DENVER — Voting system passwords were mistakenly put on the Colorado Secretary of State’s website before being spotted and taken down, but the lapse did not pose an immediate threat to the upcoming election, said state election officials Tuesday.
The passwords were one of two that are needed to access Colorado’s voting systems, and are just one part of a layered security system, said Jack Todd, spokesperson for the the Secretary of State’s office, in a statement. Those passwords alone wouldn’t allow someone access to a voting system.
Colorado’s top elections official, Democratic Secretary of State Jena Griswold, frequently calls Colorado the gold standard for election security. However, she has been criticized by the chairman of the Colorado Republican Party amid heightened scrutiny over election systems in the United States.

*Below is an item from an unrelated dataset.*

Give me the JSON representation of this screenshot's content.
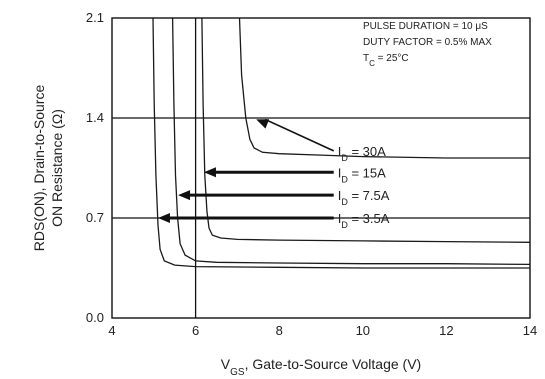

Election officials learned last week that the spreadsheet, which held the passwords in a hidden tab, was available online, just days out from the Nov. 5 election. Once the lapse was discovered, Todd said, the department took immediate action, informed the Cybersecurity and Infrastructure Security Agency, and is working to remedy the situation where necessary.
The executive director of the Colorado Clerks Association, Matt Crane, told 9News that while the lapse was concerning, the association was satisfied with the Colorado Secretary of State’s response.
“The truth is, is this a concern? Yes,” Crane said. “Is it being mitigated? Yes.”
The passwords in the spreadsheet, which are one half of what’s required to access voting systems, can only be used in-person. Colorado law requires that election equipment is surveilled and stored in secure rooms — access to which is guarded, tracked and logged. Colorado voters fill out paper ballots, which are audited after the election.
Chairman of the Colorado GOP, Dave Williams, sent a letter to the department Tuesday demanding that, among other things, the secretary of state confirm that the exposed passwords have since been changed.
Earlier this month, a Colorado county clerk, Tina Peters, was sentenced to nine years behind bars for a data-breach scheme based in false claims about voting machine fraud in the 2020 presidential race. Peters was found guilty by a jury of allowing a man to misuse a security card to access a county election system and for being deceptive about that person’s identity.